“I am so glad with my new shop, it gives me hope for the future. Before, I used to simply sit and wait for small rations”. Elisabeth Nyachoat Korgan, 63 years old, Ngunyyiel refugee camp.
“In 2016, I fled South Sudan because of a terrible war in my district. I travelled with my family on foot to Gambella, it was a long and exhausting journey. I now reside in the Ngunyyiel refugee camp with my four grandchildren and another relative.
After a month in the camp, staff from the refugee camp contacted me and spoke to me about starting a business. I was happy and willing to participate in the project. Together with other refugees like me, they gave us an introduction in how to start a business. They told us how to run it and record our profits. They also gave me 3,000 ETB [106 USD] for start up costs.
The first idea that came to mind was to have a small shop in the camp. My son who also resides in this camp and was able to help me build it. The shop is built with mud, wood and corrugated iron.
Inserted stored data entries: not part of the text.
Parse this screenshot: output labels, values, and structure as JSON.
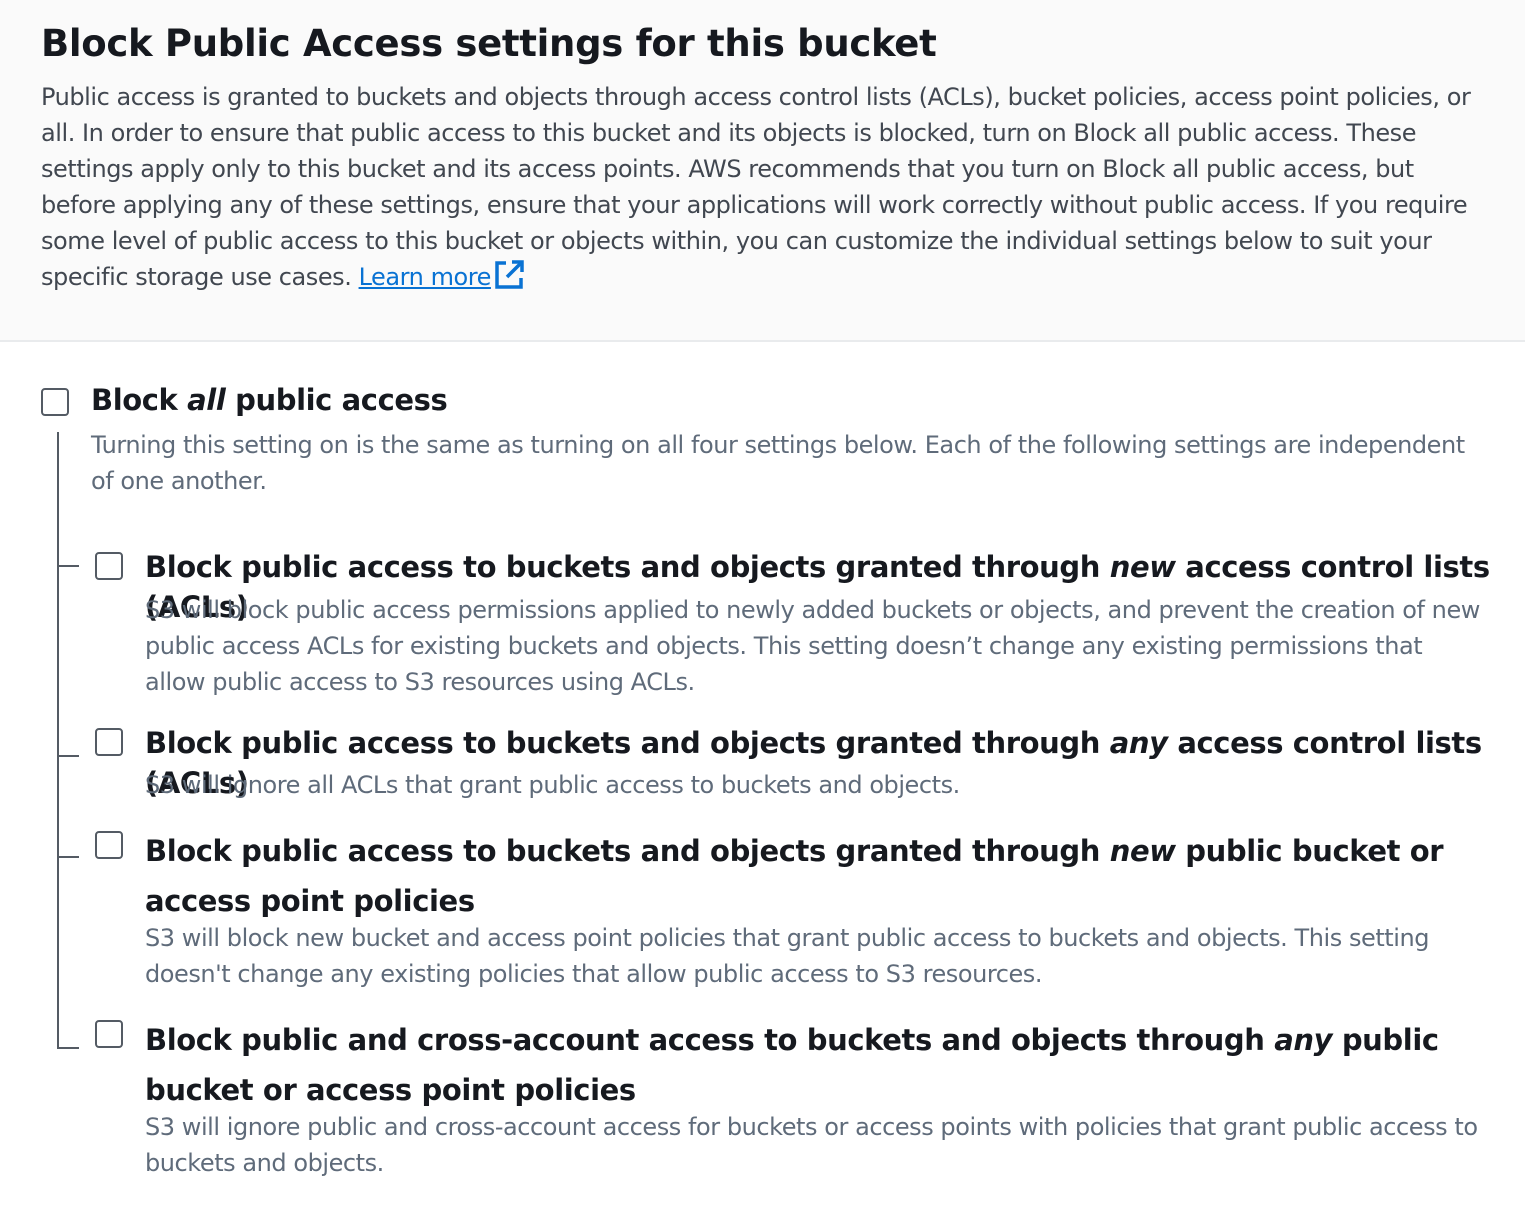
{
  "header": {
    "title": "Block Public Access settings for this bucket",
    "description": "Public access is granted to buckets and objects through access control lists (ACLs), bucket policies, access point policies, or all. In order to ensure that public access to this bucket and its objects is blocked, turn on Block all public access. These settings apply only to this bucket and its access points. AWS recommends that you turn on Block all public access, but before applying any of these settings, ensure that your applications will work correctly without public access. If you require some level of public access to this bucket or objects within, you can customize the individual settings below to suit your specific storage use cases.",
    "learn_more": "Learn more",
    "learn_more_icon": "external-link-icon",
    "link_color": "#0972d3"
  },
  "block_all": {
    "label_before": "Block ",
    "label_em": "all",
    "label_after": " public access",
    "description": "Turning this setting on is the same as turning on all four settings below. Each of the following settings are independent of one another.",
    "checked": false
  },
  "options": [
    {
      "label_before": "Block public access to buckets and objects granted through ",
      "label_em": "new",
      "label_after": " access control lists (ACLs)",
      "description": "S3 will block public access permissions applied to newly added buckets or objects, and prevent the creation of new public access ACLs for existing buckets and objects. This setting doesn’t change any existing permissions that allow public access to S3 resources using ACLs.",
      "checked": false
    },
    {
      "label_before": "Block public access to buckets and objects granted through ",
      "label_em": "any",
      "label_after": " access control lists (ACLs)",
      "description": "S3 will ignore all ACLs that grant public access to buckets and objects.",
      "checked": false
    },
    {
      "label_before": "Block public access to buckets and objects granted through ",
      "label_em": "new",
      "label_after": " public bucket or access point policies",
      "description": "S3 will block new bucket and access point policies that grant public access to buckets and objects. This setting doesn't change any existing policies that allow public access to S3 resources.",
      "checked": false
    },
    {
      "label_before": "Block public and cross-account access to buckets and objects through ",
      "label_em": "any",
      "label_after": " public bucket or access point policies",
      "description": "S3 will ignore public and cross-account access for buckets or access points with policies that grant public access to buckets and objects.",
      "checked": false
    }
  ]
}
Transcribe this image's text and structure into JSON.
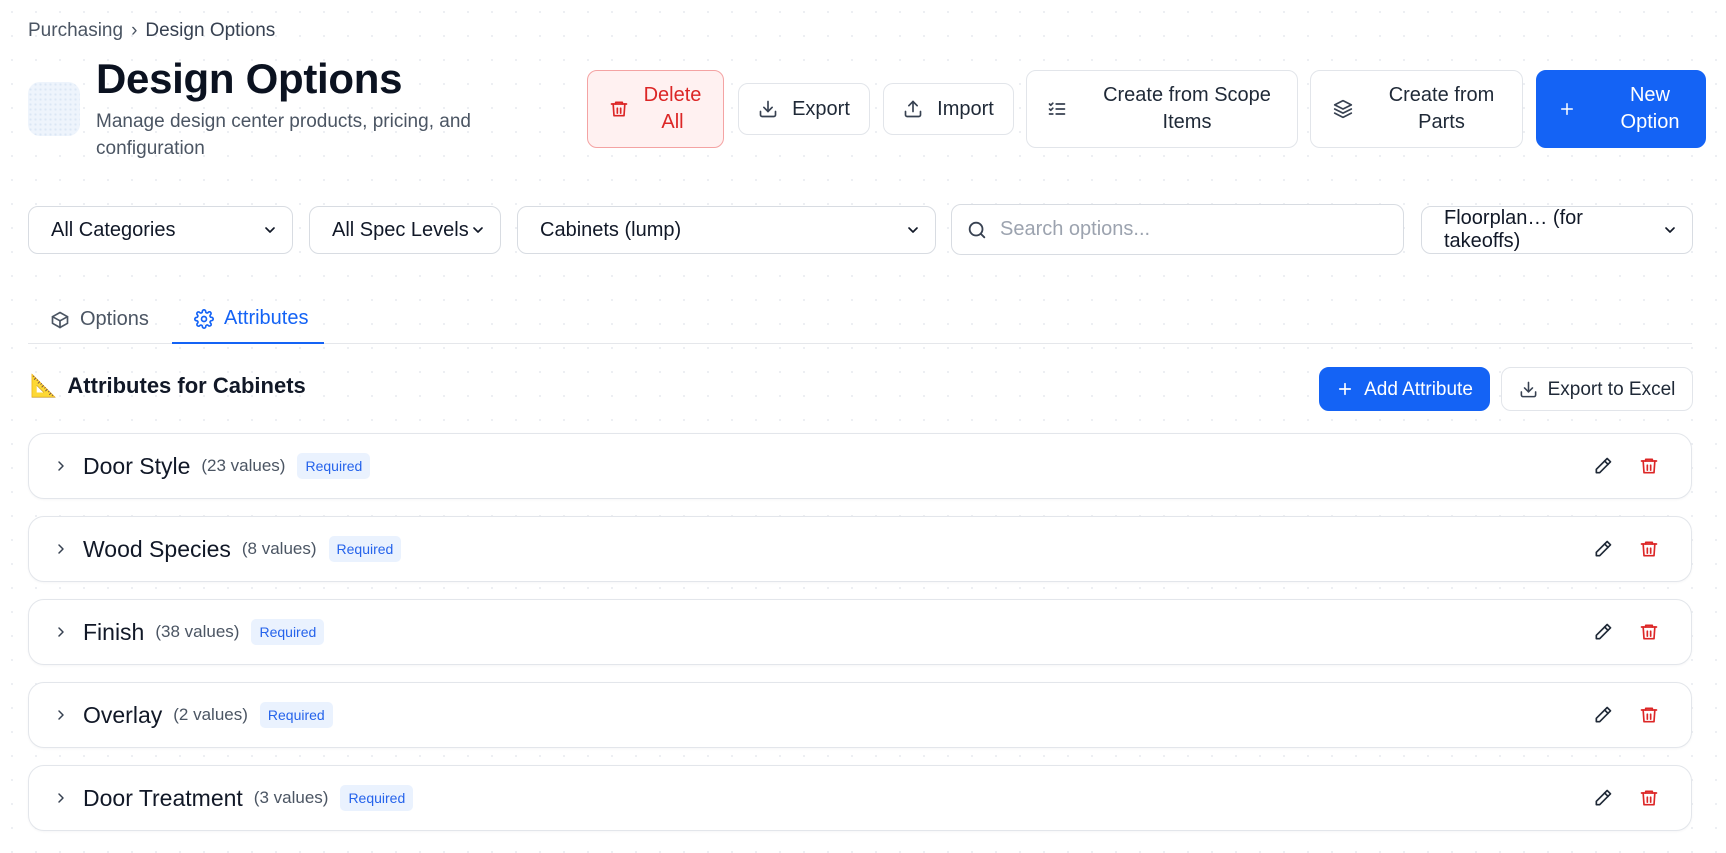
{
  "breadcrumb": {
    "parent": "Purchasing",
    "separator": "›",
    "current": "Design Options"
  },
  "header": {
    "title": "Design Options",
    "subtitle": "Manage design center products, pricing, and configuration"
  },
  "actions": {
    "delete_all": "Delete All",
    "export": "Export",
    "import": "Import",
    "create_from_scope": "Create from Scope Items",
    "create_from_parts": "Create from Parts",
    "new_option": "New Option"
  },
  "filters": {
    "category": "All Categories",
    "spec_level": "All Spec Levels",
    "group": "Cabinets (lump)",
    "search_placeholder": "Search options...",
    "floorplan": "Floorplan… (for takeoffs)"
  },
  "tabs": [
    {
      "label": "Options",
      "icon": "box-icon",
      "active": false
    },
    {
      "label": "Attributes",
      "icon": "gear-icon",
      "active": true
    }
  ],
  "section": {
    "icon": "📐",
    "title": "Attributes for Cabinets",
    "add_label": "Add Attribute",
    "export_label": "Export to Excel"
  },
  "attributes": [
    {
      "name": "Door Style",
      "count": "(23 values)",
      "badge": "Required"
    },
    {
      "name": "Wood Species",
      "count": "(8 values)",
      "badge": "Required"
    },
    {
      "name": "Finish",
      "count": "(38 values)",
      "badge": "Required"
    },
    {
      "name": "Overlay",
      "count": "(2 values)",
      "badge": "Required"
    },
    {
      "name": "Door Treatment",
      "count": "(3 values)",
      "badge": "Required"
    }
  ],
  "colors": {
    "primary": "#1463f5",
    "danger": "#dc2626",
    "badge_bg": "#eaf2fe"
  }
}
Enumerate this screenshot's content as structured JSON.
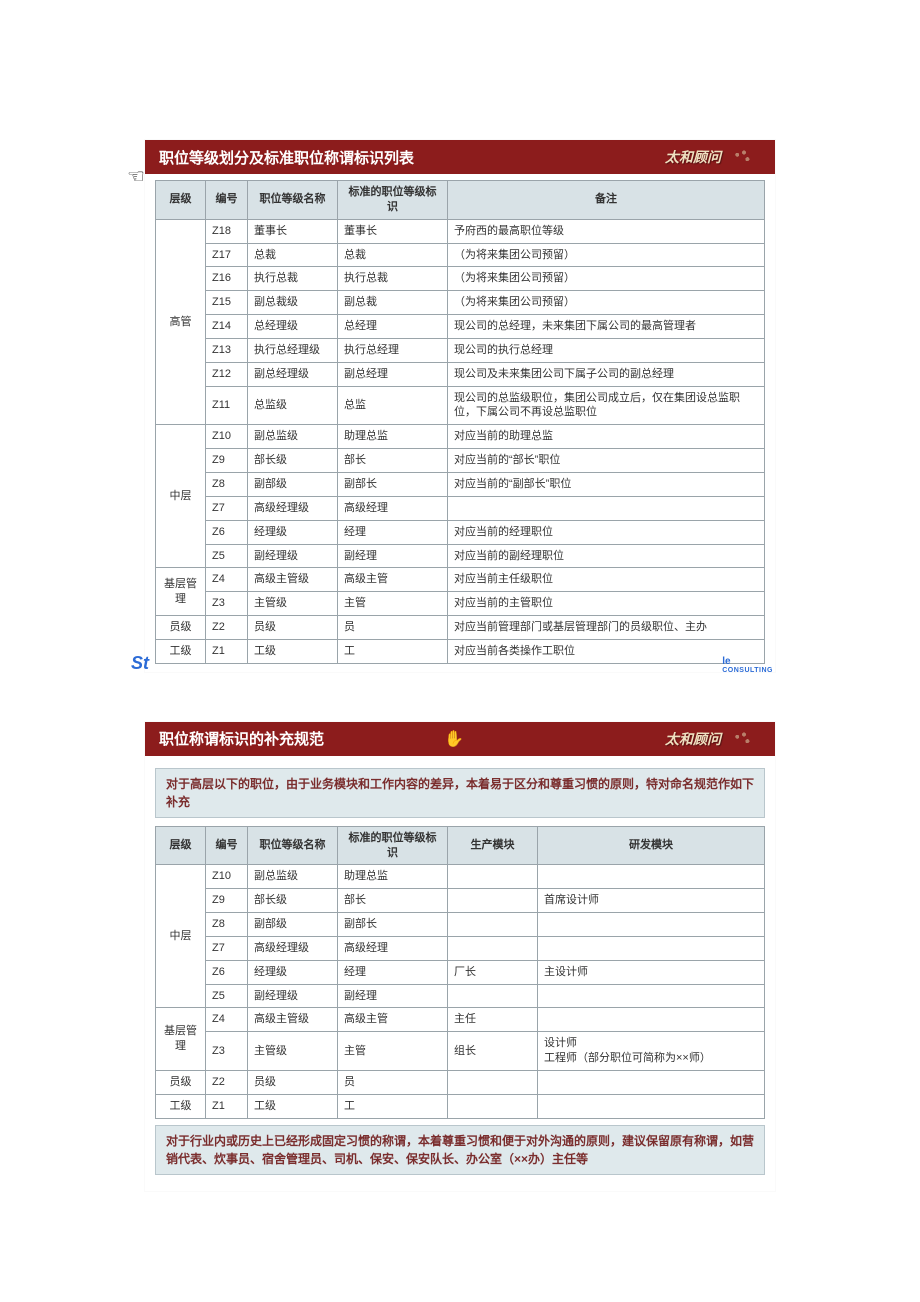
{
  "brand": "太和顾问",
  "footer_right": "le",
  "footer_right_sub": "CONSULTING",
  "footer_left": "St",
  "slide1": {
    "title": "职位等级划分及标准职位称谓标识列表",
    "headers": [
      "层级",
      "编号",
      "职位等级名称",
      "标准的职位等级标识",
      "备注"
    ],
    "groups": [
      {
        "level": "高管",
        "rows": [
          [
            "Z18",
            "董事长",
            "董事长",
            "予府西的最高职位等级"
          ],
          [
            "Z17",
            "总裁",
            "总裁",
            "（为将来集团公司预留）"
          ],
          [
            "Z16",
            "执行总裁",
            "执行总裁",
            "（为将来集团公司预留）"
          ],
          [
            "Z15",
            "副总裁级",
            "副总裁",
            "（为将来集团公司预留）"
          ],
          [
            "Z14",
            "总经理级",
            "总经理",
            "现公司的总经理，未来集团下属公司的最高管理者"
          ],
          [
            "Z13",
            "执行总经理级",
            "执行总经理",
            "现公司的执行总经理"
          ],
          [
            "Z12",
            "副总经理级",
            "副总经理",
            "现公司及未来集团公司下属子公司的副总经理"
          ],
          [
            "Z11",
            "总监级",
            "总监",
            "现公司的总监级职位，集团公司成立后，仅在集团设总监职位，下属公司不再设总监职位"
          ]
        ]
      },
      {
        "level": "中层",
        "rows": [
          [
            "Z10",
            "副总监级",
            "助理总监",
            "对应当前的助理总监"
          ],
          [
            "Z9",
            "部长级",
            "部长",
            "对应当前的“部长”职位"
          ],
          [
            "Z8",
            "副部级",
            "副部长",
            "对应当前的“副部长”职位"
          ],
          [
            "Z7",
            "高级经理级",
            "高级经理",
            ""
          ],
          [
            "Z6",
            "经理级",
            "经理",
            "对应当前的经理职位"
          ],
          [
            "Z5",
            "副经理级",
            "副经理",
            "对应当前的副经理职位"
          ]
        ]
      },
      {
        "level": "基层管理",
        "rows": [
          [
            "Z4",
            "高级主管级",
            "高级主管",
            "对应当前主任级职位"
          ],
          [
            "Z3",
            "主管级",
            "主管",
            "对应当前的主管职位"
          ]
        ]
      },
      {
        "level": "员级",
        "rows": [
          [
            "Z2",
            "员级",
            "员",
            "对应当前管理部门或基层管理部门的员级职位、主办"
          ]
        ]
      },
      {
        "level": "工级",
        "rows": [
          [
            "Z1",
            "工级",
            "工",
            "对应当前各类操作工职位"
          ]
        ]
      }
    ]
  },
  "slide2": {
    "title": "职位称谓标识的补充规范",
    "intro": "对于高层以下的职位，由于业务模块和工作内容的差异，本着易于区分和尊重习惯的原则，特对命名规范作如下补充",
    "headers": [
      "层级",
      "编号",
      "职位等级名称",
      "标准的职位等级标识",
      "生产模块",
      "研发模块"
    ],
    "groups": [
      {
        "level": "中层",
        "rows": [
          [
            "Z10",
            "副总监级",
            "助理总监",
            "",
            ""
          ],
          [
            "Z9",
            "部长级",
            "部长",
            "",
            "首席设计师"
          ],
          [
            "Z8",
            "副部级",
            "副部长",
            "",
            ""
          ],
          [
            "Z7",
            "高级经理级",
            "高级经理",
            "",
            ""
          ],
          [
            "Z6",
            "经理级",
            "经理",
            "厂长",
            "主设计师"
          ],
          [
            "Z5",
            "副经理级",
            "副经理",
            "",
            ""
          ]
        ]
      },
      {
        "level": "基层管理",
        "rows": [
          [
            "Z4",
            "高级主管级",
            "高级主管",
            "主任",
            ""
          ],
          [
            "Z3",
            "主管级",
            "主管",
            "组长",
            "设计师\n工程师（部分职位可简称为××师）"
          ]
        ]
      },
      {
        "level": "员级",
        "rows": [
          [
            "Z2",
            "员级",
            "员",
            "",
            ""
          ]
        ]
      },
      {
        "level": "工级",
        "rows": [
          [
            "Z1",
            "工级",
            "工",
            "",
            ""
          ]
        ]
      }
    ],
    "outro": "对于行业内或历史上已经形成固定习惯的称谓，本着尊重习惯和便于对外沟通的原则，建议保留原有称谓，如营销代表、炊事员、宿舍管理员、司机、保安、保安队长、办公室（××办）主任等"
  }
}
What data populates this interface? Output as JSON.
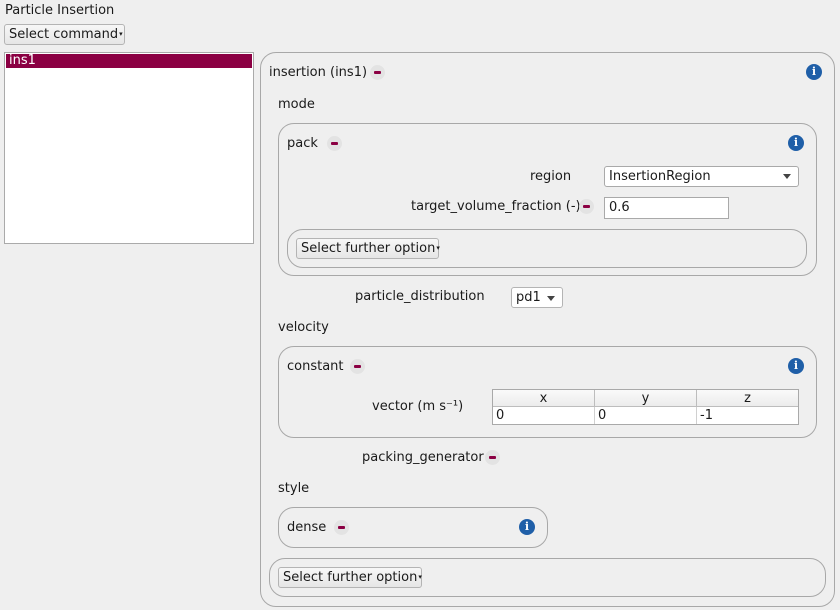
{
  "window": {
    "title": "Particle Insertion"
  },
  "toolbar": {
    "select_command_label": "Select command"
  },
  "list": {
    "items": [
      {
        "label": "ins1",
        "selected": true
      }
    ]
  },
  "insertion": {
    "header": "insertion (ins1)",
    "mode_label": "mode",
    "pack": {
      "header": "pack",
      "region_label": "region",
      "region_value": "InsertionRegion",
      "target_volume_fraction_label": "target_volume_fraction (-)",
      "target_volume_fraction_value": "0.6",
      "further_option_label": "Select further option"
    },
    "particle_distribution_label": "particle_distribution",
    "particle_distribution_value": "pd1",
    "velocity_label": "velocity",
    "constant": {
      "header": "constant",
      "vector_label": "vector (m s⁻¹)",
      "columns": [
        "x",
        "y",
        "z"
      ],
      "values": [
        "0",
        "0",
        "-1"
      ]
    },
    "packing_generator_label": "packing_generator",
    "style_label": "style",
    "dense": {
      "header": "dense"
    },
    "further_option_label": "Select further option"
  },
  "icons": {
    "info": "info-icon",
    "remove": "remove-icon",
    "dropdown": "chevron-down-icon"
  },
  "colors": {
    "accent": "#8b0043",
    "info": "#1f5fa8",
    "background": "#efefef"
  }
}
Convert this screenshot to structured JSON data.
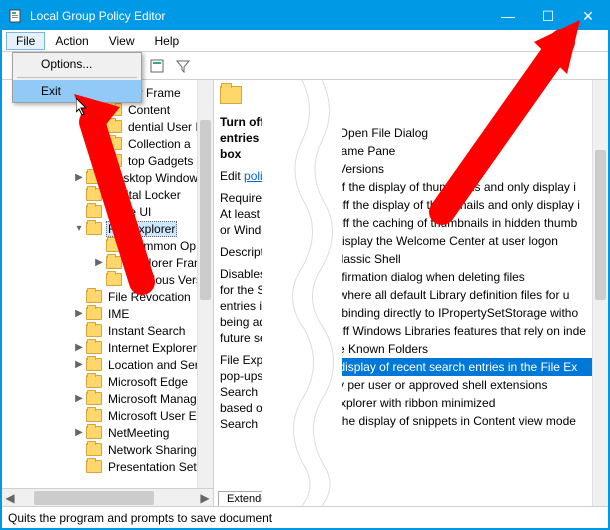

In the shop, I sell biscuits, milk, cooking oil, chewing gums, and cigarettes.
I am so glad to have my shop, it gives me hope for the future. Before, I used to simply sit and wait for small rations or to collect firewood and sell it to the camp community if I needed money urgently. But that was a very hard work for me as I’m getting old.
With the skills I’ve been given, I am now managing my own expenses and profits. When possible I use the profits to buy clothes for my children, but for the future I woud like to buy goats and a cow and expand my business. I hope that will be possible.”